Will a hard drive from a Tivo Premiere work in the Premiere XL and vice versa or do they use different types of Tivo software?

Thanks...


----------



## ThAbtO (Apr 6, 2000)

No, since the service numbers are different as well as the models, a 746 vs a 748 (Pxl). The Tivo software is a bit different, although its not noticeable. It would also mean to run Clear & Delete Everything even if it worked.


----------



## lessd (Jan 23, 2005)

ThAbtO said:


> No, since the service numbers are different as well as the models, a 746 vs a 748 (Pxl). The Tivo software is a bit different, although its not noticeable. It would also mean to run Clear & Delete Everything even if it worked.


*It will not work *as the guide data will stop downloading after the initial setup.

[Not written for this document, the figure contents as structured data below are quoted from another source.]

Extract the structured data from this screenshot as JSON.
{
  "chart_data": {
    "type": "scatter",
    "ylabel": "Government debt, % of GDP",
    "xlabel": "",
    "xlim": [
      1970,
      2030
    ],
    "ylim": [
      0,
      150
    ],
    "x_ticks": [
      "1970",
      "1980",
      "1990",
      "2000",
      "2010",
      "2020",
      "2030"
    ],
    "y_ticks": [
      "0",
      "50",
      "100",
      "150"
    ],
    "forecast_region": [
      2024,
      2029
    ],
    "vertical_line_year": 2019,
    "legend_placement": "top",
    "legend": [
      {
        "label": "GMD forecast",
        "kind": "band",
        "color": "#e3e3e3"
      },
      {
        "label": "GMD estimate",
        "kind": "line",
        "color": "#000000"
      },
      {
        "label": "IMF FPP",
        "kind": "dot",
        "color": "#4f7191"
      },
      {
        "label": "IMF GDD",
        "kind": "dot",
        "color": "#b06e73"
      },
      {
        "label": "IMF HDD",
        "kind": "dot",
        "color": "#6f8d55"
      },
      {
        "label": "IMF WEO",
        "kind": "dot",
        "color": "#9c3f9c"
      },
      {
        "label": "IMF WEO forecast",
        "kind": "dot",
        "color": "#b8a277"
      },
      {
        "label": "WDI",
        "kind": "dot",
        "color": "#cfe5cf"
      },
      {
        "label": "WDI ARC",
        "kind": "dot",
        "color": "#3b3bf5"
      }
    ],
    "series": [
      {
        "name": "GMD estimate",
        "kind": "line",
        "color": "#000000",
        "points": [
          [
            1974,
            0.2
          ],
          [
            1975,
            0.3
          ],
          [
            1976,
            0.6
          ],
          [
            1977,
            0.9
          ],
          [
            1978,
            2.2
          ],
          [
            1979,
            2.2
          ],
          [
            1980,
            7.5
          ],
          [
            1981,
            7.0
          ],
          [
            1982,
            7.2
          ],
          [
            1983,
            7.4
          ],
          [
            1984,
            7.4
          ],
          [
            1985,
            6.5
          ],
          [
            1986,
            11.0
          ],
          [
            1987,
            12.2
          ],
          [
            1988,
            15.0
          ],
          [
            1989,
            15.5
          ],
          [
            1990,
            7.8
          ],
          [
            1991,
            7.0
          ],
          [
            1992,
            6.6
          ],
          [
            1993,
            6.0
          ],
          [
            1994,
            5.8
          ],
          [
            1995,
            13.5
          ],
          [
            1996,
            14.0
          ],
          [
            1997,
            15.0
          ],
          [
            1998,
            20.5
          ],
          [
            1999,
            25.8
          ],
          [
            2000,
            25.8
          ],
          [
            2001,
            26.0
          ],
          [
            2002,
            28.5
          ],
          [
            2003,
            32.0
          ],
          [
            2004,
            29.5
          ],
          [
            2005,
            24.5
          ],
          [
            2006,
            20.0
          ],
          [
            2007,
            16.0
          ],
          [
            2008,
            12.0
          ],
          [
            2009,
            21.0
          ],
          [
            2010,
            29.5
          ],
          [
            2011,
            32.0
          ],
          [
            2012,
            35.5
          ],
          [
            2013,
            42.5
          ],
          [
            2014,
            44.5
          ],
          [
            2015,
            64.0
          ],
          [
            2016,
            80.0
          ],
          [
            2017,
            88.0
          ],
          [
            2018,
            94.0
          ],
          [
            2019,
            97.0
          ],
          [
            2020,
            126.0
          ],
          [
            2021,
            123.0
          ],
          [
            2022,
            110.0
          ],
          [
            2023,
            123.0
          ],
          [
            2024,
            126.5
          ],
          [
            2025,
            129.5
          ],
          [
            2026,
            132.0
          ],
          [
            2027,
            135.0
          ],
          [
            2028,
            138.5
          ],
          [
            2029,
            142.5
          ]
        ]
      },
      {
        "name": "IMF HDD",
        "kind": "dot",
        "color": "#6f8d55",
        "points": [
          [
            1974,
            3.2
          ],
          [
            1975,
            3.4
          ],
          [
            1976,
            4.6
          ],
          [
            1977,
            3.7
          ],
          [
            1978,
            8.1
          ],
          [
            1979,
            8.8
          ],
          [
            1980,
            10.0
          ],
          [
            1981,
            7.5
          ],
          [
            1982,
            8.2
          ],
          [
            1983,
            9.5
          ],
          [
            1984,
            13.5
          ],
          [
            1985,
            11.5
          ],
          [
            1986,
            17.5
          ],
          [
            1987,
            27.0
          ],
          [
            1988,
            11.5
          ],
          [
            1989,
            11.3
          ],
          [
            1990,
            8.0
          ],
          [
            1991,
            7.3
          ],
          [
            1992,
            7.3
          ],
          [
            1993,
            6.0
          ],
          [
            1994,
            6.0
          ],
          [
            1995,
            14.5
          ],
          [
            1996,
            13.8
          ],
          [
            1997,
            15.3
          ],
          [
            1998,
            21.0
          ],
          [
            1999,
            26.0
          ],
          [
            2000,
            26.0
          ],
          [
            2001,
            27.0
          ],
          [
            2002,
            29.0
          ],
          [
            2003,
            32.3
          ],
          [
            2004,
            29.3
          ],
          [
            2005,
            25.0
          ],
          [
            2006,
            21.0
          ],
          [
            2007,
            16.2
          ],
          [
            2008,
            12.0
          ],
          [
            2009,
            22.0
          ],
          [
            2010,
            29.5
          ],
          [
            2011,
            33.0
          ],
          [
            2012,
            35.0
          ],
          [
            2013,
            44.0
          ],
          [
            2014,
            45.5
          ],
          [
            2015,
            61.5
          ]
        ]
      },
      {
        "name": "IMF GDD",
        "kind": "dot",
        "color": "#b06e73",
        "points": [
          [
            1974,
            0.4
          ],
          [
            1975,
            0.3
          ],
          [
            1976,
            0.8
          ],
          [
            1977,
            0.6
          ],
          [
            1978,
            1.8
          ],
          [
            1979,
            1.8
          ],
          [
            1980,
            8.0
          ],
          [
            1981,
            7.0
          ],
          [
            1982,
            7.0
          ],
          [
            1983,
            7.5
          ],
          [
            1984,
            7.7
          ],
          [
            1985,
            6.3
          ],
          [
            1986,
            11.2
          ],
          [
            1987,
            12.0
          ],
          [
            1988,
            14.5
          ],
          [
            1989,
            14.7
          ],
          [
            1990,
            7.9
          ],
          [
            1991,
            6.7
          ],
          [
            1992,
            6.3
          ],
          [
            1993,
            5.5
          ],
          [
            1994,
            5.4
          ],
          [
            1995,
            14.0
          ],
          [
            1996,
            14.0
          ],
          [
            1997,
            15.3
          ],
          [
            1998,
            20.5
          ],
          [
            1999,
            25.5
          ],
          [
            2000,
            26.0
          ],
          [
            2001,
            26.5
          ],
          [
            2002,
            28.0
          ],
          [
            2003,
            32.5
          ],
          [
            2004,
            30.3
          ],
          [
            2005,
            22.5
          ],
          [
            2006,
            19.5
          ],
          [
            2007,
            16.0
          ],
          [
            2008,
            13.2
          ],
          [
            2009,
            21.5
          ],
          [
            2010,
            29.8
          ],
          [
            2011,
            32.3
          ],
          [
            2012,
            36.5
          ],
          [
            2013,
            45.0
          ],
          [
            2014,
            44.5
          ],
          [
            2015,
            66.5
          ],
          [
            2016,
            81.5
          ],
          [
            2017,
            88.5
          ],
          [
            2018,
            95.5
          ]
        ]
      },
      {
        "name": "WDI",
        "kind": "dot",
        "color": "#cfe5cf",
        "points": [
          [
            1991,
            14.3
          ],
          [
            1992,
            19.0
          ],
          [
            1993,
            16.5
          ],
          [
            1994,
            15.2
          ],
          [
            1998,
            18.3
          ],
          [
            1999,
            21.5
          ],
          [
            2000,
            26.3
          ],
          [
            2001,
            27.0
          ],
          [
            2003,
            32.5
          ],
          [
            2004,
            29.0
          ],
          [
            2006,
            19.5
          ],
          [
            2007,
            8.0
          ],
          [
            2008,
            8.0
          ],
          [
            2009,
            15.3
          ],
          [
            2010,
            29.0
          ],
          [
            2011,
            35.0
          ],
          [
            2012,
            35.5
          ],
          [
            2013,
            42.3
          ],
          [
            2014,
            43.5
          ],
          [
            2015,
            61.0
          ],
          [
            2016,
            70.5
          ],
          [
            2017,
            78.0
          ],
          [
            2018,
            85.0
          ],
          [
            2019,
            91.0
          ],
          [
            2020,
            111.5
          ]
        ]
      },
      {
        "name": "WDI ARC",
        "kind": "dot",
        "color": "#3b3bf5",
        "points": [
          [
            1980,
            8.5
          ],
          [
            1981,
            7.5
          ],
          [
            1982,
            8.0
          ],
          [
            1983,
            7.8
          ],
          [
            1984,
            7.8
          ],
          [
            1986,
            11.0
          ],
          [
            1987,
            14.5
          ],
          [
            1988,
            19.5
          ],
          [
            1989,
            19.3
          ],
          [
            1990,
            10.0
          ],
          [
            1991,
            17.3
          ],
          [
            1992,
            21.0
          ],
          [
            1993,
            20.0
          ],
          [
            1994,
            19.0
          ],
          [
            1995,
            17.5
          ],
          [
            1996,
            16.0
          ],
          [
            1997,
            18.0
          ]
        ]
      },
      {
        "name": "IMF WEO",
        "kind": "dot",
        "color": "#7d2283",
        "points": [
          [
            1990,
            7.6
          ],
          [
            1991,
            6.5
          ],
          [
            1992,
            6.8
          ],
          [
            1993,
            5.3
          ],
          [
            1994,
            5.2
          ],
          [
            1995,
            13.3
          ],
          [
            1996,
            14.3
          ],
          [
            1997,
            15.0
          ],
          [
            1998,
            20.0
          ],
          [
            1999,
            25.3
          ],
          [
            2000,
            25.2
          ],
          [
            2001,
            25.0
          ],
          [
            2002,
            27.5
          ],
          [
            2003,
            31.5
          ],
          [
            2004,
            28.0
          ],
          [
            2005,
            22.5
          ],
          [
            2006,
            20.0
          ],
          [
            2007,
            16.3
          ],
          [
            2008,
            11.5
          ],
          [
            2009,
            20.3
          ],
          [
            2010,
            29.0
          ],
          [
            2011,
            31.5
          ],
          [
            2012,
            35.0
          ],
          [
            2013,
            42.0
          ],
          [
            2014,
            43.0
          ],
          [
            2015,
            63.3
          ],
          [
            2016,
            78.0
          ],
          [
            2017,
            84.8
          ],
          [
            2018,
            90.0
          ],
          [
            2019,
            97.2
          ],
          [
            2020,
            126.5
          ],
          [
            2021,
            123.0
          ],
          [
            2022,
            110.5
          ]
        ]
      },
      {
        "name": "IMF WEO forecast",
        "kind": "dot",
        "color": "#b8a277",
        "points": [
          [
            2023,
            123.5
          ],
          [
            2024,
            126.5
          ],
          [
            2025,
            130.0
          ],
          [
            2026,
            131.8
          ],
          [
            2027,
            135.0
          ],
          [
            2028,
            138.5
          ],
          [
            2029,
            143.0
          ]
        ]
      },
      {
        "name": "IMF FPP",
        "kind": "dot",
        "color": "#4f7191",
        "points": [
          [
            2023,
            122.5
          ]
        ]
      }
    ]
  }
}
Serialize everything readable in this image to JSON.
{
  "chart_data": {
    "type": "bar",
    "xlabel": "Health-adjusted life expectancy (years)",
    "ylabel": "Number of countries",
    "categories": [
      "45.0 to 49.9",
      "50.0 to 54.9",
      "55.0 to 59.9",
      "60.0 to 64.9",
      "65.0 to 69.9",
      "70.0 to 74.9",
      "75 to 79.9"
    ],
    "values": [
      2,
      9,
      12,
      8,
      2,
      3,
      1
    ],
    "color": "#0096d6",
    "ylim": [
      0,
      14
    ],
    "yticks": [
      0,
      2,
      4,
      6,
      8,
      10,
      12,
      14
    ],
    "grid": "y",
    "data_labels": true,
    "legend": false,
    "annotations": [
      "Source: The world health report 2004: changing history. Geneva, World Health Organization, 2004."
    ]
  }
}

This has been talked about before but i not going to search for that.


----------



## stephan00035 (Apr 14, 2004)

Thank you...


----------



## unitron (Apr 28, 2006)

stephan00035 said:


> I have a question.
> 
> Will a hard drive from a Tivo Premiere work in the Premiere XL and vice versa or do they use different types of Tivo software?
> 
> Thanks...


If I'm not mistaken the XL uses a bigger drive, so the right software may be expecting to be on a drive at least that big.


----------



## lessd (Jan 23, 2005)

unitron said:


> If I'm not mistaken the XL uses a bigger drive, so the right software may be expecting to be on a drive at least that big.


I was assuming the OP was going from a TPXL to a TP, but one would have the problem of the software not working in either direction.


----------